First stop was Barcelona.  There is a saying in Barcelona — “it’s a great town if your pockets jingle.”  Unfortunately, I have no basis to disagree.  We were in Barcelona for 4 days, mainly touring the great architectural works of Gaudi.  It’s hard not to like Barcelona if you’re able to stay at the beach — and by the way, Barcelona has one of the best beaches in the world.  However, Spain as a whole is suffering 20+% unemployment (remember that during the great depression, U.S. industrial unemployment never really got higher than 35%) and its no surprise that in last months regional elections, the far-left parties captured control from the center-right parties.  Spain is a spectacularly beautiful country, with terrifically friendly people.  However, their government has never really been able to come to grips with the central problem in Europe, which is how to be relevant in a 21st century economic world.  The leftist view sounds good on paper, but there simply aren’t enough industries and raw materials in Spain to nationalize and gain any sort of short-term traction.  (Of course, in the long-term, such nationalization and confiscatory taxation is self-defeating.)

Next, we headed for Toulouse and tour of western France, Normandy, and eventually Paris.  From a purely tourist perspective, one cannot pick a better part of the world to unwind.  I will note, however, that all too many tourists head for “Paris” when they want to go to France.  Don’t get me wrong — I like Paris.  However, all too much of Paris is geared to the tourist trade, and it’s hard to figure out what to do and what not to do.  For example, the Louvre is perhaps the greatest museum in the world, but it’s packed to the gills most days (although I’m told if you are REALLY an art aficionado, head there in January).  On the other hand,  Musee de l’Orangerie right down the road has perhaps the greatest collection of impressionist art in the world (including Monet’s Water Lilies, around which the museum was built).

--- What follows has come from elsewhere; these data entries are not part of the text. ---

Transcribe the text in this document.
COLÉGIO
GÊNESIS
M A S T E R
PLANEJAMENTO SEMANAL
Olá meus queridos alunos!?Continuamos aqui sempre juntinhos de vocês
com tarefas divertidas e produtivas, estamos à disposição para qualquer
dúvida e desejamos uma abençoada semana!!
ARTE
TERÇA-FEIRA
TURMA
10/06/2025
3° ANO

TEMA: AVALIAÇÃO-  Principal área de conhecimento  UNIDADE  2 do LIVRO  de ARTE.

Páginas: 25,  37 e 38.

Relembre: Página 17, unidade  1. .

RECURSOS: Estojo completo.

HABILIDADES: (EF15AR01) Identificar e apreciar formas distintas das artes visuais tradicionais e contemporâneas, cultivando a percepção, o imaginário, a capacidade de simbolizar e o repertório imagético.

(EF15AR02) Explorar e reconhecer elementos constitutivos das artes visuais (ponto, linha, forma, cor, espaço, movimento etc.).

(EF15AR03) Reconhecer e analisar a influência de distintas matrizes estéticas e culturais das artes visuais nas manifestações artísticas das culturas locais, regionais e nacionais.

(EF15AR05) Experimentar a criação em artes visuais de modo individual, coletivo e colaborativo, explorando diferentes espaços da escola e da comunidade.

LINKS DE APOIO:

For a really terrific tour of France, head for the small towns.  We started in Toulouse, which is actually a fairly major city — the 4th largest city in France and the home to Airbus and significant military and space assets.  However, Toulouse was also the capital of the Visigoths in the 5th century and a center of the heretical Christian movement called Caharism in the 12th to 14th centuries.  The architecture and history of the regions is spectacular.  On top of that, the wine and food cannot be beat.

From there, we headed up to the Loire Valley (again, history, architecture, food, and wine) and then headed over to Normandy to tour Mont Saint-Michel Abbey, Omaha and Gold beaches, as well as Point du Hoc.  If you try to duplicate this trip (and I highly encourage it), be sure to wear comfortable walking shoes.  Between Normandy and Paris you hit the town of Giverny and Claude Monet’s home and gardens. Carve out a couple of hours, even if you are not a fan if impressionism, and plan to have lunch (and yes, French wine) in one of the delightful little cafes in town.

France has figured out the trick to monetizing tourism.  They have a massive infrastructure, at a very local level, devoted to attracting, feeding (and yes, watering), and entertaining tourists from all over the world.  The cathedrals, caves, abbeys, castles, and colorful towns are in first-rate order, and every small town in the country is prepped to handle tourists in season.  The bed-and-breakfasts are first-rate, and the amenities meet or exceed anything you would expect in the U.S.  At the worst, a b&b is small and un-air conditioned, but the food and wine will be better than expected.  At best, a b&b will have a room and service to compete with a top-tier U.S. hotel.

Well, enough about that.  More on the more interesting FHFA v Nomura later.  Oh, and by the way — a tip of the hat to Air France.  What a great airline!